The Partnership Opportunity
For Netris: WorkingAgents extends their value proposition from “we automate your network” to “we automate the entire operational stack.” Their neocloud customers get agent governance as a platform feature. Sovereign cloud customers get application-layer compliance. The 15 operators Netris onboarded in 2025 are all potential WorkingAgents deployments.
For WorkingAgents: Netris solves a problem we can’t — network-level multi-tenancy. WorkingAgents can govern agent behavior all day, but without hardware-enforced network isolation, tenant boundaries are software-only. Netris provides the foundation that makes our per-user isolation meaningful at the infrastructure level. Their 622% growth trajectory and NVIDIA validation signal a company worth partnering with early.
For the joint customer: A GPU cloud that’s isolated from network switch to agent action. Self-service from VPC provisioning to task scheduling. Automated from BGP configuration to alarm escalation. Compliant from network topology audit to agent permission log.
Concrete Next Steps
- MCP tool integration — Wrap Netris’s REST API as WorkingAgents MCP tools: VPC create/delete, network status, tenant isolation verify, fabric selection. Estimate: 2-3 days for 6-8 tools.

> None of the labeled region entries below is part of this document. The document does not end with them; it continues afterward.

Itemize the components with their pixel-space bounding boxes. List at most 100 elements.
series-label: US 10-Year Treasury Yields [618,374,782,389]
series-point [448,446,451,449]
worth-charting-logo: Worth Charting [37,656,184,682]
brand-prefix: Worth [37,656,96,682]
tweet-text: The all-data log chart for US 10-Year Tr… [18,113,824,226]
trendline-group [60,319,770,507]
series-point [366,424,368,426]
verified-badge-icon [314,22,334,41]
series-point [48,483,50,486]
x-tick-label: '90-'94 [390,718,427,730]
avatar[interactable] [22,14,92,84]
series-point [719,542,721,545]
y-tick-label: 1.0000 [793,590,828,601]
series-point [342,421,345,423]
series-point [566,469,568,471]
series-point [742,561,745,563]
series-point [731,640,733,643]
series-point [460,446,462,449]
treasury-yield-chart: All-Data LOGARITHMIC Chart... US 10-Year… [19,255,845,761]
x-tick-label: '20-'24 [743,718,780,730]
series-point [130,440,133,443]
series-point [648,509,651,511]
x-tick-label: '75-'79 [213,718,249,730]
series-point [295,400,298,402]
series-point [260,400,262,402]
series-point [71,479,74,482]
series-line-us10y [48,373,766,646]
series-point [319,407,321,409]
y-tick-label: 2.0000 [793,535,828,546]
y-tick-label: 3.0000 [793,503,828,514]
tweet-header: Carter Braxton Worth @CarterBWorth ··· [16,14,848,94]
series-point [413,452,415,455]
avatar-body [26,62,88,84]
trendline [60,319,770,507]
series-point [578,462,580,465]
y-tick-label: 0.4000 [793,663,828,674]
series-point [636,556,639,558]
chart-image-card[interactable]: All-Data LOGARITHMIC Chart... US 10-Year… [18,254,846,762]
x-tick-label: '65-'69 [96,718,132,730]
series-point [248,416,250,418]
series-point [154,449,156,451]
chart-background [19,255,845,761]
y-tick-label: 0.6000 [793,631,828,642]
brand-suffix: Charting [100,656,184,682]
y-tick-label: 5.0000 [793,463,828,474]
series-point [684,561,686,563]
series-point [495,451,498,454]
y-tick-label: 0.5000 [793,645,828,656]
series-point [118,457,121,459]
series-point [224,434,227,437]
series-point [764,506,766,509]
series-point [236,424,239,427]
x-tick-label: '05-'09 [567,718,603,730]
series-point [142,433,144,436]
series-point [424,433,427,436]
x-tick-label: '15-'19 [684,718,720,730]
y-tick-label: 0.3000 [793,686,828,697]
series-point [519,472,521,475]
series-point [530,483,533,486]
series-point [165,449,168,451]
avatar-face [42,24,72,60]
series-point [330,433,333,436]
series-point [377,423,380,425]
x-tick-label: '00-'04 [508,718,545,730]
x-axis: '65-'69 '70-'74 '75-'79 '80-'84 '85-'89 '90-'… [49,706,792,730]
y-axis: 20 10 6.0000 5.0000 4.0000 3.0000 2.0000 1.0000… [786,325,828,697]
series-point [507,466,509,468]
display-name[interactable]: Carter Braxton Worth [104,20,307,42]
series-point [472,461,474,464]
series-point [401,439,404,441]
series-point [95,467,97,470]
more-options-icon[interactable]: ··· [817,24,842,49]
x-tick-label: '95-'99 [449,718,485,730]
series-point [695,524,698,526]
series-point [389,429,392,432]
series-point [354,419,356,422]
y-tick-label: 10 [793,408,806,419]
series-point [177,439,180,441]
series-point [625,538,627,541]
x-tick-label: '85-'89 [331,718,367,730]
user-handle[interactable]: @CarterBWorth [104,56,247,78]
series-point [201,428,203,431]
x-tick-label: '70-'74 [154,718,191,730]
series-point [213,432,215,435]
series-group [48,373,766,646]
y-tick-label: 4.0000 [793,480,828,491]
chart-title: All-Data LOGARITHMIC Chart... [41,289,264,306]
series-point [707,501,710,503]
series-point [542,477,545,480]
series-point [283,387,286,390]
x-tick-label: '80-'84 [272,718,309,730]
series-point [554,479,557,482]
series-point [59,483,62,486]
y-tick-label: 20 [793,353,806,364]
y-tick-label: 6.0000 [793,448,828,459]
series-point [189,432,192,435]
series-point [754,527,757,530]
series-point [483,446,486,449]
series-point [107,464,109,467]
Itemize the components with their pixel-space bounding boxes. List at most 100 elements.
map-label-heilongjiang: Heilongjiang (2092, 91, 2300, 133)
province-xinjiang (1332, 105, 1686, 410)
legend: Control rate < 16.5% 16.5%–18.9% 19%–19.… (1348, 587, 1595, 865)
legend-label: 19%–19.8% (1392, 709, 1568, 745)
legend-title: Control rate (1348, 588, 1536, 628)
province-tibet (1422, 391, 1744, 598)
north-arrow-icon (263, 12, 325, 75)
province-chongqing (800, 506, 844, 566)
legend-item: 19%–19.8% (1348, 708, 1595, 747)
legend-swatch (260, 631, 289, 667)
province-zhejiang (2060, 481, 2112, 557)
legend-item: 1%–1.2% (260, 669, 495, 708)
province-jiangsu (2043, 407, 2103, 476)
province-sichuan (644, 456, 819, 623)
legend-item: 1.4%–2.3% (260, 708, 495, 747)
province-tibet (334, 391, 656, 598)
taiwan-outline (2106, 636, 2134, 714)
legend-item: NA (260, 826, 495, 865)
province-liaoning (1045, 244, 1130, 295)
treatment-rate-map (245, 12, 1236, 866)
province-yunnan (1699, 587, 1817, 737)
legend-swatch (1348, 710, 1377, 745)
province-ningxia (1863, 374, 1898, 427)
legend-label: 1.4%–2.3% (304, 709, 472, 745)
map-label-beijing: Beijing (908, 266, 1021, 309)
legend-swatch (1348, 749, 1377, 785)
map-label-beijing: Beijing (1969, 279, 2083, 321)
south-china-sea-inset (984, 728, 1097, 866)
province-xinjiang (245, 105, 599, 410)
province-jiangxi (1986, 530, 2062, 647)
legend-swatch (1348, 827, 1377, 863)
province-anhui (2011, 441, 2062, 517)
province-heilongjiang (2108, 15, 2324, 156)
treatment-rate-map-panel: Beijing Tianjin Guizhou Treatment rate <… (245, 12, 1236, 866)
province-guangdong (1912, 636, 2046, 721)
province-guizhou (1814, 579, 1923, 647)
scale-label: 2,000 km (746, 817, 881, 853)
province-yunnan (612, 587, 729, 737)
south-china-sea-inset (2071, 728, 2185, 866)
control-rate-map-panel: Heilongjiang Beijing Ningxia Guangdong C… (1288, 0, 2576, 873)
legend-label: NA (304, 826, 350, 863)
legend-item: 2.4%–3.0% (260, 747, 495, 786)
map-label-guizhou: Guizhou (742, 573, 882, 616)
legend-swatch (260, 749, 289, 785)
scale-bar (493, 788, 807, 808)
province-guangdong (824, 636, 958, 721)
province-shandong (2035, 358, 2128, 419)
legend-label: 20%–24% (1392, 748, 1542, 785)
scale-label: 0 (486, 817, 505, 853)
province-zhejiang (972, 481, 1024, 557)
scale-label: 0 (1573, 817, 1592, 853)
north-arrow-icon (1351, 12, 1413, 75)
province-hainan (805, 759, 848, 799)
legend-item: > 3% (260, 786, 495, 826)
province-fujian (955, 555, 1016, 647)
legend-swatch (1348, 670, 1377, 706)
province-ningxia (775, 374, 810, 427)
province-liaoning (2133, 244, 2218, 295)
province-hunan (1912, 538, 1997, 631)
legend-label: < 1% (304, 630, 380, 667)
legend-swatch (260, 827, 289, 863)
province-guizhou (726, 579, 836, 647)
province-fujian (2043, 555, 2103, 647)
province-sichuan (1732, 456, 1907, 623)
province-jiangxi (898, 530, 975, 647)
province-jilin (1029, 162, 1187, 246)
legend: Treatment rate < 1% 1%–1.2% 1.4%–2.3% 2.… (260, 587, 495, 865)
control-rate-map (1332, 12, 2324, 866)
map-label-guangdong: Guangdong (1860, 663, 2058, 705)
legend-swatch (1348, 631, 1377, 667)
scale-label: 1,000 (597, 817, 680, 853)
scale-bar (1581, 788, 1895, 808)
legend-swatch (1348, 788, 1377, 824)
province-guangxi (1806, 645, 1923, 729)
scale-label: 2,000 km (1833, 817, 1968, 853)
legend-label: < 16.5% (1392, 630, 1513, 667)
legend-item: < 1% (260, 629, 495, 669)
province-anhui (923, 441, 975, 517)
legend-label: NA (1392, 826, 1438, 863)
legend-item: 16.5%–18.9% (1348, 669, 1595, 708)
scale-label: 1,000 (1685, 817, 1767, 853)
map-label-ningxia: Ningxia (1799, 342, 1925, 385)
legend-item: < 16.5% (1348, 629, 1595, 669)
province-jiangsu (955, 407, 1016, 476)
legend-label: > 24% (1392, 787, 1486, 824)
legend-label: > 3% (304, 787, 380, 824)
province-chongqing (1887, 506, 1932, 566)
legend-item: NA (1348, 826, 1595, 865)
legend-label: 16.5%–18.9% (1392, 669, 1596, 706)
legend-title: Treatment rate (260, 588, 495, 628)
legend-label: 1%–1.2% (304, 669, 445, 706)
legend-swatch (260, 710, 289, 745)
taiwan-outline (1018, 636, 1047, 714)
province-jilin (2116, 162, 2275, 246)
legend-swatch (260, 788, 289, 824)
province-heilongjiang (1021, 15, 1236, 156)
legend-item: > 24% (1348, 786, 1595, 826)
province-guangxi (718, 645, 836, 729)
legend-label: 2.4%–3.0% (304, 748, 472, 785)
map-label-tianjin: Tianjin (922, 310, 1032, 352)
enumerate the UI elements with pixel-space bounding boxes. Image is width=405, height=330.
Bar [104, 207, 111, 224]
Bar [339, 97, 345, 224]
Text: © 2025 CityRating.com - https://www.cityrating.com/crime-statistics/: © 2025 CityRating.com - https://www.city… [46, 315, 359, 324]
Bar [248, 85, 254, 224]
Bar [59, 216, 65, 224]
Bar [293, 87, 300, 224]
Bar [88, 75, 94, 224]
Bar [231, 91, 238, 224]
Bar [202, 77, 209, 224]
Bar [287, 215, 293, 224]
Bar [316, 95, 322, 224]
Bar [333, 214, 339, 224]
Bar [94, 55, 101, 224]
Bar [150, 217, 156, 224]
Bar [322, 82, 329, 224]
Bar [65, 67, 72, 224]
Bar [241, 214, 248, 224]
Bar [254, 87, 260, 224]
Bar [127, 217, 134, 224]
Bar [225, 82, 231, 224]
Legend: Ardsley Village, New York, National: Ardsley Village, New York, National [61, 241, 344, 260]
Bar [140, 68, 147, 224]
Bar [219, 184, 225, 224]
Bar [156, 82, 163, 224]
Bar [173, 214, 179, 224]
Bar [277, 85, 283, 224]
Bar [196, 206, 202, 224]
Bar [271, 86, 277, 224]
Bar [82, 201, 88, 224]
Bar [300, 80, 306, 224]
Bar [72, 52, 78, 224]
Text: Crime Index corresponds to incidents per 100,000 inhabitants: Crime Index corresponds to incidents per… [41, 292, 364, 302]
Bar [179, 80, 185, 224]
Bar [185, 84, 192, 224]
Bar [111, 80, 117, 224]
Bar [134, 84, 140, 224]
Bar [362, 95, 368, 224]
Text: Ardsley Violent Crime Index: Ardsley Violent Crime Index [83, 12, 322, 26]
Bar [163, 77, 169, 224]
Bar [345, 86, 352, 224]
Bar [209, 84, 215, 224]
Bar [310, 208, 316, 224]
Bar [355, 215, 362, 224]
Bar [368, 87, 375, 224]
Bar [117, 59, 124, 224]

- Joint tenant onboarding demo — New customer signs up → Netris provisions isolated network → WorkingAgents creates governed agent environment → tenant’s first AI agent runs a training job end-to-end with full audit trail.
- Neocloud pilot — Approach one of Netris’s 15 neocloud operators about deploying WorkingAgents as the agent governance layer, validating the “Agent tier” service model.
Netris turns raw network hardware into a multi-tenant GPU cloud in weeks. WorkingAgents turns raw AI agents into governed, auditable employees in hours. Same philosophy — automation, abstraction, multi-tenancy — applied at adjacent layers of the stack. The combination delivers what neither can alone: a GPU cloud where every layer, from the network switch to the agent’s last API call, is isolated, automated, and auditable.